First, the Spirit is the source of Life. “Nothing,” the authors claim, “that is part of being human is divorced from the Spirit” (78). In fact, the Spirit sustains and pertains to all of created life. He distinguishes between pantheism (all is God) and God’s Spirit sustaining all. We are caretakers with God of his created world, and this has led many to live a more simple life-sharing life.
Second, yielding to the Spirit. “The Holy Spirit comes to make us more human, more fully alive, and more energetic” (80). “… to enhance our humanity, not to diminish it” (81). To yield to the Spirit is to enter into eternal life.
Third, spiritual maturity. The authors see spiritual maturity as learning by practice to love God and to love others. It is often simple routine living that gives us the opportunity to live in the Spirit.
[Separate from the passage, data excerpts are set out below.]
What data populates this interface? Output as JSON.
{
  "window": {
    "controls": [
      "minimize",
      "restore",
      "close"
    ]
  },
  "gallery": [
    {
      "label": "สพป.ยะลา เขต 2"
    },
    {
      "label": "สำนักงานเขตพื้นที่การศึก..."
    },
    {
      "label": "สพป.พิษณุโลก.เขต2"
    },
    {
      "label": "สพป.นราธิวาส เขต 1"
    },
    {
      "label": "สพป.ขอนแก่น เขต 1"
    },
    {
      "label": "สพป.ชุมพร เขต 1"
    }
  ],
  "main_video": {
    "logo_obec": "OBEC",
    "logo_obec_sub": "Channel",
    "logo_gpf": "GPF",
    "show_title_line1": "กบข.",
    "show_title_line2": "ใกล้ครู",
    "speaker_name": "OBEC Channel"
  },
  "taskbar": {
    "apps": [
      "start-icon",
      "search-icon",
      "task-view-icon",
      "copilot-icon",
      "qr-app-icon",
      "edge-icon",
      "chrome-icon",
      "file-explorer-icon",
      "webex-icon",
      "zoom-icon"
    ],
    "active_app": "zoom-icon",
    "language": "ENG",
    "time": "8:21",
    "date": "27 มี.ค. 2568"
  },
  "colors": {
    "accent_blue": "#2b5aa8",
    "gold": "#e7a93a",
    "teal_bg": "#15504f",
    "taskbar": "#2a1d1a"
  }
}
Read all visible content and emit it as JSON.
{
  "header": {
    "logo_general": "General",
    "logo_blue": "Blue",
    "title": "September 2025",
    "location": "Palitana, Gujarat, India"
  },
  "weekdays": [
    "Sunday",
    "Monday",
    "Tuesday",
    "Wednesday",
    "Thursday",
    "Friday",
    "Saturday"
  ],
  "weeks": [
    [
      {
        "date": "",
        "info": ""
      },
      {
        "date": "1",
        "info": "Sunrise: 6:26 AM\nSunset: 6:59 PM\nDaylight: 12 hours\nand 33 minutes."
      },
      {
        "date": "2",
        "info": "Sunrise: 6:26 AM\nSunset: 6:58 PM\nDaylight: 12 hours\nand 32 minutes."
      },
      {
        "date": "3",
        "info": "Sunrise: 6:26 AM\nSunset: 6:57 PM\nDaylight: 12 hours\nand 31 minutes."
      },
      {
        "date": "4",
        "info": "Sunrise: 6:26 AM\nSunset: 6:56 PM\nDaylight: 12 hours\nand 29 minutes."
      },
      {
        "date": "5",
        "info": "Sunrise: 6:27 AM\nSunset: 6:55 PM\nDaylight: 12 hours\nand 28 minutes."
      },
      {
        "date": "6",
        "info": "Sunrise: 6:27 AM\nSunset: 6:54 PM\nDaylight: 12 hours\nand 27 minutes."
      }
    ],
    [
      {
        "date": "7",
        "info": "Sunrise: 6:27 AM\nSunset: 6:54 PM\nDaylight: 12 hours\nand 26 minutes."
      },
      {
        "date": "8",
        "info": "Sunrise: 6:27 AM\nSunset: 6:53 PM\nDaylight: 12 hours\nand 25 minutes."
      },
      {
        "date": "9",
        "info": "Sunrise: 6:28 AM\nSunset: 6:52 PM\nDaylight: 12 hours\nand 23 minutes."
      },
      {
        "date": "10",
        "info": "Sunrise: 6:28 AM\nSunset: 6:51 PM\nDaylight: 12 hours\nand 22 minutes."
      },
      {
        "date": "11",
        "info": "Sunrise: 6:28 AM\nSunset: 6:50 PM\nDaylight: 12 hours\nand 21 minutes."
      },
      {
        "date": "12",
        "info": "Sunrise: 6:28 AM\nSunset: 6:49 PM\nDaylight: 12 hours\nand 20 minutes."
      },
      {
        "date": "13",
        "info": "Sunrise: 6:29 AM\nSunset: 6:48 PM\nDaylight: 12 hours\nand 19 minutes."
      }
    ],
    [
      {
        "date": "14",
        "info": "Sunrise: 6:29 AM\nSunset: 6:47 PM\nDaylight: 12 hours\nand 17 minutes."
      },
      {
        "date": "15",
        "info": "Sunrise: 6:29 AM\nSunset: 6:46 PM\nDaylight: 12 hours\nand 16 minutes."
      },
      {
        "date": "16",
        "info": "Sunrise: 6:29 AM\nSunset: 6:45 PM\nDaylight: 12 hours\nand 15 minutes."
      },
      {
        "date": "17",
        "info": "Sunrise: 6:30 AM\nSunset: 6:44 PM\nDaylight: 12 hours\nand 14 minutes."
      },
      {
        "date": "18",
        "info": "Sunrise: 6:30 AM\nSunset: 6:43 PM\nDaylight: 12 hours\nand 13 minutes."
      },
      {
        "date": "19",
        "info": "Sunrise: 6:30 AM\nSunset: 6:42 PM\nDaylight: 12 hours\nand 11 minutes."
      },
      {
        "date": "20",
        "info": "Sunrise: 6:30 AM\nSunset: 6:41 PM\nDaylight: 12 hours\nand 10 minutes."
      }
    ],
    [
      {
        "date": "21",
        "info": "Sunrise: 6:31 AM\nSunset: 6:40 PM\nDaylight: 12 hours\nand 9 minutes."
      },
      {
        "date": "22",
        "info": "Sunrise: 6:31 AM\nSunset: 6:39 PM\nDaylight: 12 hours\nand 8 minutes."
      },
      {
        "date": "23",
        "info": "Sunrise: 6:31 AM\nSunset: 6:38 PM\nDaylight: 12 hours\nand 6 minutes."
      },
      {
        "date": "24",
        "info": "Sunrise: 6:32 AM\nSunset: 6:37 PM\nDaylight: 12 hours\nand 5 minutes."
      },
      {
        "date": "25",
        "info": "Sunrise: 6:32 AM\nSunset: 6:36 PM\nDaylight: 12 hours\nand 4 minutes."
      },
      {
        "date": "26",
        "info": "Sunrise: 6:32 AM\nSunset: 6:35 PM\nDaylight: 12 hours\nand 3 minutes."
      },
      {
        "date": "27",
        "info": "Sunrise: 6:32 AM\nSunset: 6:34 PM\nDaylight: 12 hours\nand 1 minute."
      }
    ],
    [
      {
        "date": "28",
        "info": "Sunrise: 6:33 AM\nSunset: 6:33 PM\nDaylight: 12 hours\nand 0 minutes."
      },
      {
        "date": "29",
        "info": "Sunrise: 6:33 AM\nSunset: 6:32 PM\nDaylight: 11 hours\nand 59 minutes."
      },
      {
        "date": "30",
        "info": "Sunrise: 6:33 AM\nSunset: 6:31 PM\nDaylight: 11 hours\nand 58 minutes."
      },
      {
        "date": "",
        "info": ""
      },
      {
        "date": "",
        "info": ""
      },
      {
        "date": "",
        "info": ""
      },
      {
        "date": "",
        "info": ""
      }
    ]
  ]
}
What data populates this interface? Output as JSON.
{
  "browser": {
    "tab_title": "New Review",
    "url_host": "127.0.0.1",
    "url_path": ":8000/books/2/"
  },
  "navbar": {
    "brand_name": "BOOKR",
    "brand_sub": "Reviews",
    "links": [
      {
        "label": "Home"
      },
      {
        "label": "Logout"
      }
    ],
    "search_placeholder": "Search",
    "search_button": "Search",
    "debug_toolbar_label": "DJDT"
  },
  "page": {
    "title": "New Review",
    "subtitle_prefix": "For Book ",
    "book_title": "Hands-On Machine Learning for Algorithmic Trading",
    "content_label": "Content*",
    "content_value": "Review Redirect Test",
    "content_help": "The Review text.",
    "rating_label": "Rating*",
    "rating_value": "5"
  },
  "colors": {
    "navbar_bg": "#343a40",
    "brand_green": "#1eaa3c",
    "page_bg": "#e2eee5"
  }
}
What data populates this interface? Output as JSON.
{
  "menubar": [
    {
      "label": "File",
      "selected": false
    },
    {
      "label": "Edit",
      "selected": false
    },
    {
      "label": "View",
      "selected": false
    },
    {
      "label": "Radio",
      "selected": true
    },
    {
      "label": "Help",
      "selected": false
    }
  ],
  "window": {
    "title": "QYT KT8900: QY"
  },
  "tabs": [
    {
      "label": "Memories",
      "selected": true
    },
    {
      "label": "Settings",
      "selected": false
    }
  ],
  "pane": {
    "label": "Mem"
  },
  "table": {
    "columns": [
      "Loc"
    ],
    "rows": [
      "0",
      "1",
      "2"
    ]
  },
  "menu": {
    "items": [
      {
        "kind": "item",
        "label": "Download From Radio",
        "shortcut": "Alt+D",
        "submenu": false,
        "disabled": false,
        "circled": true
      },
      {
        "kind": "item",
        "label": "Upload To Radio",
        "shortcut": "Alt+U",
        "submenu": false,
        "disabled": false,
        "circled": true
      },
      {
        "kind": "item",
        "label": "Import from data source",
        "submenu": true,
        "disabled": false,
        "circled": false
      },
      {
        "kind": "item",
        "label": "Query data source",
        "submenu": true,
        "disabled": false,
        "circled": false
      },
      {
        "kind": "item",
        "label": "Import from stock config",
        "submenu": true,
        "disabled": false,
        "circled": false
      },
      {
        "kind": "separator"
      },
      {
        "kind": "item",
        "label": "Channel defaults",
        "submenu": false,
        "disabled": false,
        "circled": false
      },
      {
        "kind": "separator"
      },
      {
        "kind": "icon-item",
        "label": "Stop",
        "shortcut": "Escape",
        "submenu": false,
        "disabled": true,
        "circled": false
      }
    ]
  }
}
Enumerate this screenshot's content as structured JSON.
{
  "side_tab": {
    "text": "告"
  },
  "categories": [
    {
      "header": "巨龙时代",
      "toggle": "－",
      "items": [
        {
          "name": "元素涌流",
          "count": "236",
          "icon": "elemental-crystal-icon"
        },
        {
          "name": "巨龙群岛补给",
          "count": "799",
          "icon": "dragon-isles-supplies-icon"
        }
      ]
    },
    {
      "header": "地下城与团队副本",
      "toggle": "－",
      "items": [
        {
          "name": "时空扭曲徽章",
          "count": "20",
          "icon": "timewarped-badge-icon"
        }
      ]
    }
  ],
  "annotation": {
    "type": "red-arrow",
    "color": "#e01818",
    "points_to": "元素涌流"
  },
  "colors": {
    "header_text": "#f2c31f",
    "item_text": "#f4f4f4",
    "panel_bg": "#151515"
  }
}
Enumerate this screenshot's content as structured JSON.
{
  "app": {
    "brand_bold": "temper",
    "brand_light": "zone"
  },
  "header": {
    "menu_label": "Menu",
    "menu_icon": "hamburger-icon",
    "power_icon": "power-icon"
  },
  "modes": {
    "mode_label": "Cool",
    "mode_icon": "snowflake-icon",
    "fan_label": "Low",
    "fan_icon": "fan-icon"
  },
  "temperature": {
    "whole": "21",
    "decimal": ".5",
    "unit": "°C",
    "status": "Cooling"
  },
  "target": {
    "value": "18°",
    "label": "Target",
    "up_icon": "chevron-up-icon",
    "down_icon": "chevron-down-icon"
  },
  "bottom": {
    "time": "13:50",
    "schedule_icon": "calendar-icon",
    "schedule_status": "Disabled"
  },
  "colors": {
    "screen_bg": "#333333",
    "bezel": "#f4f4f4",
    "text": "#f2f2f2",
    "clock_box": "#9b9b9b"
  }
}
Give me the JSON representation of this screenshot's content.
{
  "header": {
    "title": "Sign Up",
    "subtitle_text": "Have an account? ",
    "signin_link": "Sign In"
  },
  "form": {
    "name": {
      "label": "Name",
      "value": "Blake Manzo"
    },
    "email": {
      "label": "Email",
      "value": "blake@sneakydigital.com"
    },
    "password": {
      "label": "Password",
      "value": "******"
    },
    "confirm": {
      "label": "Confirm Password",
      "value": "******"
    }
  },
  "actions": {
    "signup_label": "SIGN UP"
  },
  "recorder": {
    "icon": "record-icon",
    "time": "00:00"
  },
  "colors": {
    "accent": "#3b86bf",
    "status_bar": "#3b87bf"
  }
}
There are no secrets — and I like this because over and over we hear that someone has discovered something that no one has ever said before and it will change our life — hooie! There is nothing new, especially for followers of Jesus: it is the same-old line — love God, love others, live in the Spirit. Why? Because life is living in the Spirit. The gifts of the Spirit are “gifts given to the world through a person rather than as gifts specifically given to a person” (84). I totally agree! We should not seek which gift we “have” but “what we are doing” and see God’s gifts in that.
Fourth, the cost and joy of discipleship. “Saying yes or not is the way life works” (84). To say yes to the Spirit is to say yes to Jesus — and that means death (they discuss Bonhoeffer here). Saying no to things that work against loving God and loving others enlargen who we are and increase our joy.
They close with Francis of Assisi. “Lord, make me an instrument of your peace…” (and I’m hearing John Michael Talbot’s version of these words). The words of his prayer express what gracious Christianity and life in the Spirit are all about.